A Castelnuovo del Garda cambia la gestione dei parcheggi pubblici nelle aree limitrofe a Gardaland. L’Amministrazione comunale ha annunciato che le aree di sosta diventeranno gratuite, dando attuazione a una decisione maturata al termine di un lungo iter amministrativo e giudiziario iniziato nel 2012.
Il provvedimento arriva dopo anni di contenzioso e rappresenta, secondo il Comune, un passaggio necessario per ristabilire la legalità nella gestione degli spazi pubblici.
La sentenza del Consiglio di Stato e il nodo della concessione
La vicenda ha attraversato diversi gradi di giudizio, passando per due pronunce del TAR fino alla decisione definitiva del Consiglio di Stato, datata 8 settembre 2023. I giudici hanno stabilito che la gestione dei parcheggi da parte del parco fosse avvenuta con modalità imprenditoriali e senza una concessione formale, dichiarando quindi illegittima la situazione.
Questo elemento è stato determinante per l’attuale decisione del Comune, che ha scelto di intervenire direttamente per adeguarsi alle indicazioni della giustizia amministrativa.
Il confronto tra Comune e Gardaland
Negli ultimi venti mesi, l’amministrazione guidata dal sindaco Davide Sandrini ha avviato un dialogo con la direzione di Gardaland per definire gli aspetti economici legati alla gestione dei parcheggi. Al centro del confronto, le somme ritenute dovute sia per il passato sia per il futuro utilizzo delle aree.
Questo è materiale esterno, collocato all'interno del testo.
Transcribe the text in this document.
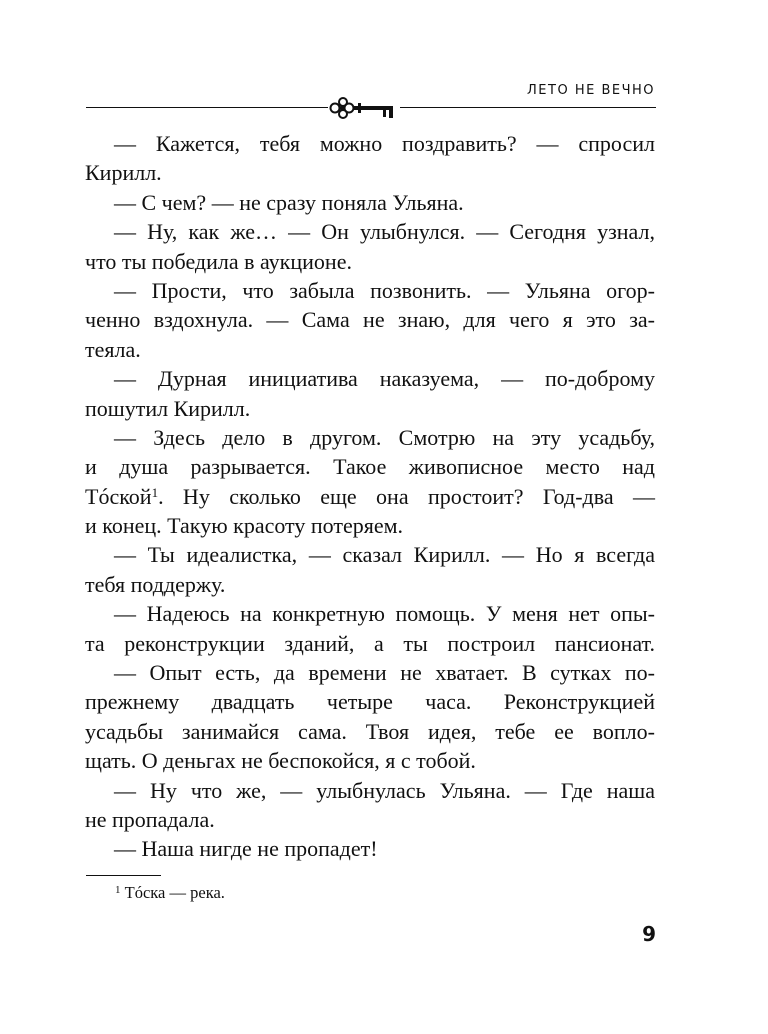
ЛЕТО НЕ ВЕЧНО

— Кажется, тебя можно поздравить? — спросил
Кирилл.
— С чем? — не сразу поняла Ульяна.
— Ну, как же… — Он улыбнулся. — Сегодня узнал,
что ты победила в аукционе.
— Прости, что забыла позвонить. — Ульяна огор-
ченно вздохнула. — Сама не знаю, для чего я это за-
теяла.
— Дурная инициатива наказуема, — по-доброму
пошутил Кирилл.
— Здесь дело в другом. Смотрю на эту усадьбу,
и душа разрывается. Такое живописное место над
Тóской$^1$. Ну сколько еще она простоит? Год-два —
и конец. Такую красоту потеряем.
— Ты идеалистка, — сказал Кирилл. — Но я всегда
тебя поддержу.
— Надеюсь на конкретную помощь. У меня нет опы-
та реконструкции зданий, а ты построил пансионат.
— Опыт есть, да времени не хватает. В сутках по-
прежнему двадцать четыре часа. Реконструкцией
усадьбы занимайся сама. Твоя идея, тебе ее вопло-
щать. О деньгах не беспокойся, я с тобой.
— Ну что же, — улыбнулась Ульяна. — Где наша
не пропадала.
— Наша нигде не пропадет!

$^1$ Тóска — река.

9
Tuttavia, secondo quanto comunicato dal Comune, tali importi non sarebbero ancora stati quantificati in via definitiva né versati. Questa situazione ha spinto l’ente a procedere con la gratuità dei parcheggi, considerata un atto necessario per tutelare l’interesse pubblico.
La posizione dell’Amministrazione comunale
L’Amministrazione ha definito la scelta come “un atto dovuto”, volto a garantire il rispetto delle regole e delle sentenze. L’obiettivo dichiarato è duplice: da un lato assicurare una gestione trasparente del patrimonio pubblico, dall’altro tutelare i diritti dei cittadini.
Il Comune ha inoltre ribadito l’intenzione di proseguire nelle azioni necessarie per recuperare le somme ritenute spettanti, mantenendo comunque apertura al dialogo con il parco divertimenti, purché nel rispetto delle decisioni giudiziarie.
La replica di Gardaland
Diversa la posizione espressa da Gardaland, che ha dichiarato di aver già corrisposto gli importi concordati secondo le modalità definite nei confronti con l’Amministrazione. Il parco ha inoltre sottolineato che, anche alla luce della sentenza del Consiglio di Stato, l’area di parcheggio di proprietà privata a uso pubblico è stata resa gratuita.
Gardaland ha infine evidenziato la volontà di collaborare con il Comune per individuare una soluzione condivisa per il futuro, garantendo al contempo la qualità dei servizi offerti agli ospiti del resort.
Prospettive future per la gestione delle aree di sosta
La questione resta quindi aperta sul piano amministrativo ed economico, con possibili sviluppi nei prossimi mesi. La gestione dei parcheggi rappresenta un nodo strategico sia per il territorio sia per l’attrattività turistica dell’area, che ruota attorno a uno dei principali poli di intrattenimento in Italia.
Nel frattempo, la gratuità delle aree di sosta segna un cambiamento immediato per cittadini e visitatori, in attesa di una soluzione definitiva condivisa tra le parti.